A restored World War II control tower houses volunteer air traffic controllers who provide air traffic advisory services. On a knoll beneath the tower, fellow pilots line up their camp chairs and critique each landing.
The airport features a 50-acre lake and a smaller duck pond stocked for fishing. Six miles of hiking trails, an organized barbecue, “cook your own steak” dinners, karaoke singing, canoeing and kayaking, and an outdoor movie night provide ample activity for pilots to bring their spouses and families.
Arriving aircraft are guided to parking spots by scores of well-trained and focused volunteer linemen. Throughout the event, volunteers routinely approach guests to be sure their needs are met, at times even offering to run to town to purchase something a guest failed to bring. “We believe that aviation is magic and we work our hearts out to make every aviation event magical for our guests,” said Triple Tree’s Rob Traynham.
What makes Triple Tree so special? “Pat Hartness,” said AOPA member Rich Largent of Stephen's City, Va. “He had something really special here, and he wanted to share it with us all.”
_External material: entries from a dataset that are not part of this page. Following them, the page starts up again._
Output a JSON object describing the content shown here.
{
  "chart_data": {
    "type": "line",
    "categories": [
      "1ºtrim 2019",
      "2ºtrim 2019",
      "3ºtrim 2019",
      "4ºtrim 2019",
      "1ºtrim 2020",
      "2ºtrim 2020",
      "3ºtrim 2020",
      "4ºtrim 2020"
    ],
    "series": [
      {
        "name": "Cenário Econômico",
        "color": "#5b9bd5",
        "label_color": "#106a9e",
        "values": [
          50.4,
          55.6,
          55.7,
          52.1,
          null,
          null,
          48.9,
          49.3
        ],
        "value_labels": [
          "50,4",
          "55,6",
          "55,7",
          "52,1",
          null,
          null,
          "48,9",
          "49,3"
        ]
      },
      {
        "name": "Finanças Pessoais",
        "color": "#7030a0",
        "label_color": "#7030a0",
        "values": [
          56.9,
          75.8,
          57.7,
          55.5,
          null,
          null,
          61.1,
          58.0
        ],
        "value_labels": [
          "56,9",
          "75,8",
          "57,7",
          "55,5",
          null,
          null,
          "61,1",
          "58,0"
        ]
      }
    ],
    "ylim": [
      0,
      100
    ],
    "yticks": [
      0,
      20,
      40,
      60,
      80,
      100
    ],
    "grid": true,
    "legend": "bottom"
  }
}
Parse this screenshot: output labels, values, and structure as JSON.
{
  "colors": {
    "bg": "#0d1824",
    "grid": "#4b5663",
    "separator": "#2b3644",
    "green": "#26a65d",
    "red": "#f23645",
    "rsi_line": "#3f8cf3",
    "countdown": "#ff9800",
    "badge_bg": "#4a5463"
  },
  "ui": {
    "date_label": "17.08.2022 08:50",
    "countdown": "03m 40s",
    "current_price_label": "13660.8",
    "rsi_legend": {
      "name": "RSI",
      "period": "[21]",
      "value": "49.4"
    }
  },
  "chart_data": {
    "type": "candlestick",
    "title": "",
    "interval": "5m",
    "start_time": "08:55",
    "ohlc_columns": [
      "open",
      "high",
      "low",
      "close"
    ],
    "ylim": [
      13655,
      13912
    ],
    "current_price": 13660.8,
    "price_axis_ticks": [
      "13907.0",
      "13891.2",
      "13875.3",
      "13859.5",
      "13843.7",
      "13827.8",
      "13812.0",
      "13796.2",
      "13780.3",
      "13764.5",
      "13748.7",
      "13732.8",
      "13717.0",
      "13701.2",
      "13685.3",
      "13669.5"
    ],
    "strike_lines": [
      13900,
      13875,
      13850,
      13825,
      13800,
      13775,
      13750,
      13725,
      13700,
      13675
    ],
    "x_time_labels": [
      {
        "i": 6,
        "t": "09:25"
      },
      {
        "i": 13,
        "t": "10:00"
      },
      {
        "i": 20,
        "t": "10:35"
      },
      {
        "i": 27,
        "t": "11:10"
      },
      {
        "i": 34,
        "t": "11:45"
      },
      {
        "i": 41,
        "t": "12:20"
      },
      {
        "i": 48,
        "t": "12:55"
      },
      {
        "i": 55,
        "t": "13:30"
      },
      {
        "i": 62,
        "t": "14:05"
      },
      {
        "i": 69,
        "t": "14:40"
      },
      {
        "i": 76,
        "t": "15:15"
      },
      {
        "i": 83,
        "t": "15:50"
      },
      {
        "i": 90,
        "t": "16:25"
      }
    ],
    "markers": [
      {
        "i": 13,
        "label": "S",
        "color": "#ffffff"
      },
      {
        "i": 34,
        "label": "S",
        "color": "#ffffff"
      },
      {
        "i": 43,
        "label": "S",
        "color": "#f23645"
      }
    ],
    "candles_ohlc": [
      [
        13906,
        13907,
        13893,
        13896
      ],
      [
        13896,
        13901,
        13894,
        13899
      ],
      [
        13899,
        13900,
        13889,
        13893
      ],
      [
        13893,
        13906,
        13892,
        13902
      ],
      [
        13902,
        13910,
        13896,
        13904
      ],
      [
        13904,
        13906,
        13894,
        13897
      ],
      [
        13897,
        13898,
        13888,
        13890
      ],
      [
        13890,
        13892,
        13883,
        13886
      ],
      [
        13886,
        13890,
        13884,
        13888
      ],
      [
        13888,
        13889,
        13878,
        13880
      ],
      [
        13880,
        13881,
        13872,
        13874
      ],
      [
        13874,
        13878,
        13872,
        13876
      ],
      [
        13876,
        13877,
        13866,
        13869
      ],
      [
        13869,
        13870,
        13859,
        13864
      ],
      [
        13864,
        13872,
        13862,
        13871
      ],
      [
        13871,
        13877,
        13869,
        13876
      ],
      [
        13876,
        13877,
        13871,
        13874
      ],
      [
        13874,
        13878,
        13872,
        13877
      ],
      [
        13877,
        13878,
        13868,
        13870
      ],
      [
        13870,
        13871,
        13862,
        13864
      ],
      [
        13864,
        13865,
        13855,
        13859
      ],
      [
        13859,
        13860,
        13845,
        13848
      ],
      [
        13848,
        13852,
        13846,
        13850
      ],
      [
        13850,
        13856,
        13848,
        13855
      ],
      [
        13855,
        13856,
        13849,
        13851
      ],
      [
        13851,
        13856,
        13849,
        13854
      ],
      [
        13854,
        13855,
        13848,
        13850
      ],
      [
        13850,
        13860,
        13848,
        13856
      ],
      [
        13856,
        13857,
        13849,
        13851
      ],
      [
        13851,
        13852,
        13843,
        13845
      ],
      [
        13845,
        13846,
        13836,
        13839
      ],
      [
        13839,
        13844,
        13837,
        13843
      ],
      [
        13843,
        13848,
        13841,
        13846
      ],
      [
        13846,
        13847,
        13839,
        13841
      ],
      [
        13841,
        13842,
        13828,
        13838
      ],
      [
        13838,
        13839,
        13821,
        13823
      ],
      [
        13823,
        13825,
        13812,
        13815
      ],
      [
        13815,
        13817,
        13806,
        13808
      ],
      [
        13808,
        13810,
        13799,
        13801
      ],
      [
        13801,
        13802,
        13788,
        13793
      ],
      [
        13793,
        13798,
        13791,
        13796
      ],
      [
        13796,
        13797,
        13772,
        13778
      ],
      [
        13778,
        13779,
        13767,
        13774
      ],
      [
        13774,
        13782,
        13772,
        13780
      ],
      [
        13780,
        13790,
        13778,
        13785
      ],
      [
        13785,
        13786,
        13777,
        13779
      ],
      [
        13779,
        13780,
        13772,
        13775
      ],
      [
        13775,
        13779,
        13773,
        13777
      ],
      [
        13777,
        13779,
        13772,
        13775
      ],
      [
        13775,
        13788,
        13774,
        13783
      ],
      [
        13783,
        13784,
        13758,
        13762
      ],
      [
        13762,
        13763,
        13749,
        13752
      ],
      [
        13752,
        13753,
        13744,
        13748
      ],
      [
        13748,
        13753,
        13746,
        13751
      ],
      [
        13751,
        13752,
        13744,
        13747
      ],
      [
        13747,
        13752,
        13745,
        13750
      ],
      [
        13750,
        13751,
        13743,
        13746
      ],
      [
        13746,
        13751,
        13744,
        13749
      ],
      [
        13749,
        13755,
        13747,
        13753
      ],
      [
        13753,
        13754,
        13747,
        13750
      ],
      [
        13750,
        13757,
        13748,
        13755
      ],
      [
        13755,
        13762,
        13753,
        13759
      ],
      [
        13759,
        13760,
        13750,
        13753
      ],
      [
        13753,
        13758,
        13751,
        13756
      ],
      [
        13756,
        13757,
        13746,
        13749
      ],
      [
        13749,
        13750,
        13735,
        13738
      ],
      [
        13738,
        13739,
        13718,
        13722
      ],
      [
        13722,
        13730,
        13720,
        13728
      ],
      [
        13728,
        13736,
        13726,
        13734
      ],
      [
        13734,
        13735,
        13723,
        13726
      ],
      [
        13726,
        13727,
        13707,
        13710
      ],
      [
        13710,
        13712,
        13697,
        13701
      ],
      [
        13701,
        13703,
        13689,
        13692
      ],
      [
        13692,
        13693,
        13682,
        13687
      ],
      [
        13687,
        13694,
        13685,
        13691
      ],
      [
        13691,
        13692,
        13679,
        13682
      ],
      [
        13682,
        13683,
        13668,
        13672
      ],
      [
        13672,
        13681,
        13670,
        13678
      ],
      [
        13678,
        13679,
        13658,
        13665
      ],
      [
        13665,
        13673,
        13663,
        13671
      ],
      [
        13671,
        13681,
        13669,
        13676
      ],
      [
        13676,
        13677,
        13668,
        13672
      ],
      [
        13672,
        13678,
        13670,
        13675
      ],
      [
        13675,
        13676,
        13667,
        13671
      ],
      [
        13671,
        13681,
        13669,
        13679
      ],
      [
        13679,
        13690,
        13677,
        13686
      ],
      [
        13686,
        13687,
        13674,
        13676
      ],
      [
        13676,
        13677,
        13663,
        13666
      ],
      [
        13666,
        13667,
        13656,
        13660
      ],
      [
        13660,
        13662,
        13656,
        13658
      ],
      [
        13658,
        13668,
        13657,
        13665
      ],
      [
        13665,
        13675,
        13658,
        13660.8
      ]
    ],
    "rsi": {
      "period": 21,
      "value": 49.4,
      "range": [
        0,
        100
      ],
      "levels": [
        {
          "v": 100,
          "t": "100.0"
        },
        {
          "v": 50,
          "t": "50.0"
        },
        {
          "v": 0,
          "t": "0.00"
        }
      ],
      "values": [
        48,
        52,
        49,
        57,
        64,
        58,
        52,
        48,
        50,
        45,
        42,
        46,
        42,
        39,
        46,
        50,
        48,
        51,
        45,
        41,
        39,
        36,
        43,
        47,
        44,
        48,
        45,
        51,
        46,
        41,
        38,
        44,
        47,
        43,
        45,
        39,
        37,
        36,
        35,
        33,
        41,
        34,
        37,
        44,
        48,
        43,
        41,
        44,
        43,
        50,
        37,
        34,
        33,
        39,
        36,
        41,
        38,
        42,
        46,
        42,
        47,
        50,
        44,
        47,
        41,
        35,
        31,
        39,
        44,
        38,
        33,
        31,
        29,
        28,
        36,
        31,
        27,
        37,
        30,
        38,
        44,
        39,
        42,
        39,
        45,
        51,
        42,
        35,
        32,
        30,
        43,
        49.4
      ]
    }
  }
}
After decades of using GA to help build his business in the packaging industry, Hartness retired and continued his passion for aviation by creating Triple Tree on his property. Personally investing countless hours building out the facilities, Pat, Mary Lou, and scores of volunteers have built Triple Tree into one of the finest grass airstrips in the world. Several events take place on the airfield each year, including breakfast clubs and lunches, soaring events, and a massive remote-control aircraft event.
With near-perfect weather and a growing reputation in the pilot community, the 2013 fly-in had a higher attendance than expected. Parked in front of the central gazebo where people sit to watch the landings, AOPA’s Caravan became a popular attraction as kids sat in the cockpit and families toured the aircraft interior.
“This is why this aircraft is so important to AOPA,” said AOPA Vice President of Aviation Services Woody Cahall. “This was an aviation discovery opportunity for enthusiasts on a grand scale. I cannot count the number of people who sat in the front of the Caravan who are not yet pilots, as well as those that reminisced of days past.”
As AOPA staff visited with participants all over the campground, attendees expressed that it was important to them to see their association engaging in their favorite form of aviation. The grassroots focus of Triple Tree is in line with the vision of AOPA’s new president and CEO, Mark Baker. The association recently announced it will suspend holding its Aviation Summit in favor of reaching more members where they fly at events around the country. Triple Tree Fly-In provides a model of hospitality and fellowship.
“Did we sense ‘something special’ at Triple Tree? You bet!” said AOPA Senior Vice President of the Center to Advance the Pilot Community Adam Smith. “The immaculate condition of the grounds are, hands-down, the best that any of us have ever seen. World class indeed. But even more important are the people, and the positive spirit that pervades the whole event.”